I’ve given considerable thought of late to whether the behavior of movie stars, politicians, and other public figures who are accused of—or actually admit to—being sexual predators warrants nullifying the value of any contributions they may have made to society. In years past, the film work of Roman Polanski and Woody Allen, for example, has been denigrated after accusations were made against them. Today, the same issues are being brought forward in response to allegations against Harvey Weinstein, Kevin Spacey, Louis C.K., Gary Goddard, Roy Moore, Steven Seagal, Brett Rattner…the list goes on.
On the one hand, it seems that to continue lavishing praise on their work is an insult to their victims and, it might be argued, tacit approval or forgiveness for their transgressions. But on the other, to exclusively equate the value of a person’s work product with the quality of his or her personality seems ludicrous. If we look back in history at artists and other public figures, we find exceptional work done by people of questionable moral standards. For example, Ezra Pound was an anti-Semitic fascist, but much of his writing is revered today as the work of a genius. The German composer, Richard Wagner, is widely regarded as one of Hitler’s favorite composers and a man who apparently shared many of Hitler’s bigotries; yet he was unquestionably an extraordinarily talented composer. Lord Byron is said to have committed incest. One could compile an enormous list of well-regarded writers who were, among other things, alcoholics, sexual predators, or who otherwise broke basic rules of social decency and decorum of their times. Is there a statute of limitations on moral judgement, or do we simply let bad behavior slide into the background over time, absent a time-dependent trigger?
How do we decide whether to abandon the work of people who engage in appalling deviant conduct or whether to differentiate between the person and the product? If time is the determining factor, at what point might it be acceptable to watch and appreciate Kevin Spacey’s work in House of Cards or enjoy a screening of Annie Hall? Is it now, or will it ever be, acceptable to extol the quality of China Town or Oliver Twist, in spite of Roman Polanski’s roles in the films? The questions, I suppose, are these: 1) does the value of superior work by a person discovered to have significant moral failings diminish upon the discovery? and 2) at what point does time heal the wounds of inexcusable transgression to the extent that a person’s contributions matter more than a person’s mistakes?
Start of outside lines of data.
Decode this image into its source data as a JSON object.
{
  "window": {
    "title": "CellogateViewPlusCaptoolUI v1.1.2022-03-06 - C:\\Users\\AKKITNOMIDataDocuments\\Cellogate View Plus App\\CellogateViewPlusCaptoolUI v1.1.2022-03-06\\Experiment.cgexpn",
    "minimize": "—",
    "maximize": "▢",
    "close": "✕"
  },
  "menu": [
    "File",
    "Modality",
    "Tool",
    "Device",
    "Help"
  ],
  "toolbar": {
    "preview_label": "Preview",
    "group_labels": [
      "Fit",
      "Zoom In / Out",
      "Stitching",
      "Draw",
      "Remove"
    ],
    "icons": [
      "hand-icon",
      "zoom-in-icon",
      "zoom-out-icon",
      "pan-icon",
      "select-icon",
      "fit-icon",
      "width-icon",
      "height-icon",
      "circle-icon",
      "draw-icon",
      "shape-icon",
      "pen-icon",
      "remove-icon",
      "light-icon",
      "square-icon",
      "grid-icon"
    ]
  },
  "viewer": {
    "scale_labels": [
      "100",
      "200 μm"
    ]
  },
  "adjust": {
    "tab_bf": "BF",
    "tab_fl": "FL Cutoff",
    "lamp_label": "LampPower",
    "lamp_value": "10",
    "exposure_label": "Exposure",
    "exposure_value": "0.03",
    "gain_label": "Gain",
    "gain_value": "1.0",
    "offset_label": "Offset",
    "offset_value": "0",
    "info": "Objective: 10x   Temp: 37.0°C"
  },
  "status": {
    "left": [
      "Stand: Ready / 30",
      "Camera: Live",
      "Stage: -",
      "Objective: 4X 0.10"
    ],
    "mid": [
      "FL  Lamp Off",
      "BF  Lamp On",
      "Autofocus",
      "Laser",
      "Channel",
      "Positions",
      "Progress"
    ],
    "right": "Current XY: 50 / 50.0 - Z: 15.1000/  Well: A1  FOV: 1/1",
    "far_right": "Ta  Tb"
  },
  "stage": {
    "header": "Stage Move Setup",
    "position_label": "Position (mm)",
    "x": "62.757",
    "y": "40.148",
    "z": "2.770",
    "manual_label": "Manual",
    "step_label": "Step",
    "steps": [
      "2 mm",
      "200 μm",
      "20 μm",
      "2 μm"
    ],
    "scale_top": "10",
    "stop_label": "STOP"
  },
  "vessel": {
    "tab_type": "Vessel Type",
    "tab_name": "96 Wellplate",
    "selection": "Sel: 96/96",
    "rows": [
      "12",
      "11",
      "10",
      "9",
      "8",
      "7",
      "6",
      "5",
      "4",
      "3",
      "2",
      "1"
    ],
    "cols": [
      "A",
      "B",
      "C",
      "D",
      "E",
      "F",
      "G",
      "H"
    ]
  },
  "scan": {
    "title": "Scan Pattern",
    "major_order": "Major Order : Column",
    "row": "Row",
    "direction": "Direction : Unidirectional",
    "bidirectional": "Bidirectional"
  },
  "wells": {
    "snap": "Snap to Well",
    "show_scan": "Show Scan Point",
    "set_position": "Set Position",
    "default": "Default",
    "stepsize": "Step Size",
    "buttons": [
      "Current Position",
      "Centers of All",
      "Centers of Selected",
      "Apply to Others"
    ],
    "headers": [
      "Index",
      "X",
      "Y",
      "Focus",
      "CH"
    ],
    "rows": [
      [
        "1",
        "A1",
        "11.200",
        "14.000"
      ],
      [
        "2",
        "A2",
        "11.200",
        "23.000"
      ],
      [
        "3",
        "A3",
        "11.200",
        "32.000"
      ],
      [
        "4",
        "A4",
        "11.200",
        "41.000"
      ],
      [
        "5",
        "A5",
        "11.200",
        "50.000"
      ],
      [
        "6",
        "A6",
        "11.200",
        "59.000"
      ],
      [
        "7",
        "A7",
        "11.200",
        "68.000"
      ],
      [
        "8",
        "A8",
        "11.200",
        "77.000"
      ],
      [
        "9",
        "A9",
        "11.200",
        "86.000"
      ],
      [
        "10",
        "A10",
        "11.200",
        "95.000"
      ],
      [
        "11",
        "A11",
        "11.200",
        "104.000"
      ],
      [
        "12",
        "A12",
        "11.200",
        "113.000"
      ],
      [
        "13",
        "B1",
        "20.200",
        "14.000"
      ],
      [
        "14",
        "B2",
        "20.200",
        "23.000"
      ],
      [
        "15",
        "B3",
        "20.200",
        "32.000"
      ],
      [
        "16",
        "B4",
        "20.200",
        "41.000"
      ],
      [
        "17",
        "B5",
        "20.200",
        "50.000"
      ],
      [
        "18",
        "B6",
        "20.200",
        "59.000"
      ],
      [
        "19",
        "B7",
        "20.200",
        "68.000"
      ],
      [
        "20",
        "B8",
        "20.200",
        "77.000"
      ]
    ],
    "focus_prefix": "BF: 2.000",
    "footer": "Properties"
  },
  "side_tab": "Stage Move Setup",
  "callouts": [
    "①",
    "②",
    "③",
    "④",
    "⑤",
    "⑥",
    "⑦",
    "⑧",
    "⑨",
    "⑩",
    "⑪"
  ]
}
My point in raising these questions is not to serve as an apologist for morally bankrupt actors and politicians and artists. Rather, it’s simply to examine the way in which we deliver judgment against people we feel have wronged us or society or even specific segments of society. By condemning the work of people who have failed us in some way, I think we tend to rob ourselves of what might be the bits of decency some of these people offer us. Yet I really do understand the urge to demonize not only the person but their work; after all, if we continue to praise the work, we might be seen as giving a “pass” to their behavior, right? Well, maybe. But…I don’t think so. I think we must differentiate the person from the products they deliver; otherwise, we risk defining value by the timeframe in which it is delivered. That is, a brilliantly-directed film is a brilliantly-directed film only BEFORE its director is discovered to have engaged in sexual harassment; afterward, the film is, like the director, sullied and ugly. That flies in the face of reason, in my view. I think it makes more sense, after the discovery, to say, “How utterly odd that such a piece of beauty can emerge from the mind of someone so ugly!” Or something of that nature.
None of my comments thus far have even attempted to examine judgment from the standpoint of a person’s actions versus his motives or even his actions versus psychological drives over which he might have no control. Do we blame the perpetrator for behaviors that arise not from intent, but from unchecked sickness? Oh, that question begins to snip around the edges of how we define justice and decency and tolerance and forgiveness. These are too heady for me to tackle right now. Maybe they’re too heady for anyone to ever tackle them successfully. At the moment, methinks there’s a flexible continuum of morality (or the lack thereof) and justice. Good people really do bad things. And bad people really do good things. We are given the difficult task of evaluating and judging both groups of people and applying mercy and justice in equal, or appropriate, measure. Somewhere in the mix, we discover there’s a need to demonstrate our outrage and show our empathy and our sympathy for both victim and perpetrator.
It’s not easy being a moral and just human being. But, it seems, it’s easy for society to shirk those responsibilities and, instead, take on the duties of The Furies, satisfied only with vengeance. What’s the answer? It seems to me that asking the question is enough to set loose the fury that’s sweeping the news media and public conversations today. I think it’s reasonable to say the alleged predatory behaviors of people like Kevin Spacey and Harvey Weinstein and Louis C.K., et al, are indefensible while not necessarily condemning their life’s work in the same breath. But that’s just me. And that’s just in this moment. We shall see how this all plays out with those of us who were not the objects of their acts. But how will their victims deal with them and their work? All these questions, none with satisfactory answers!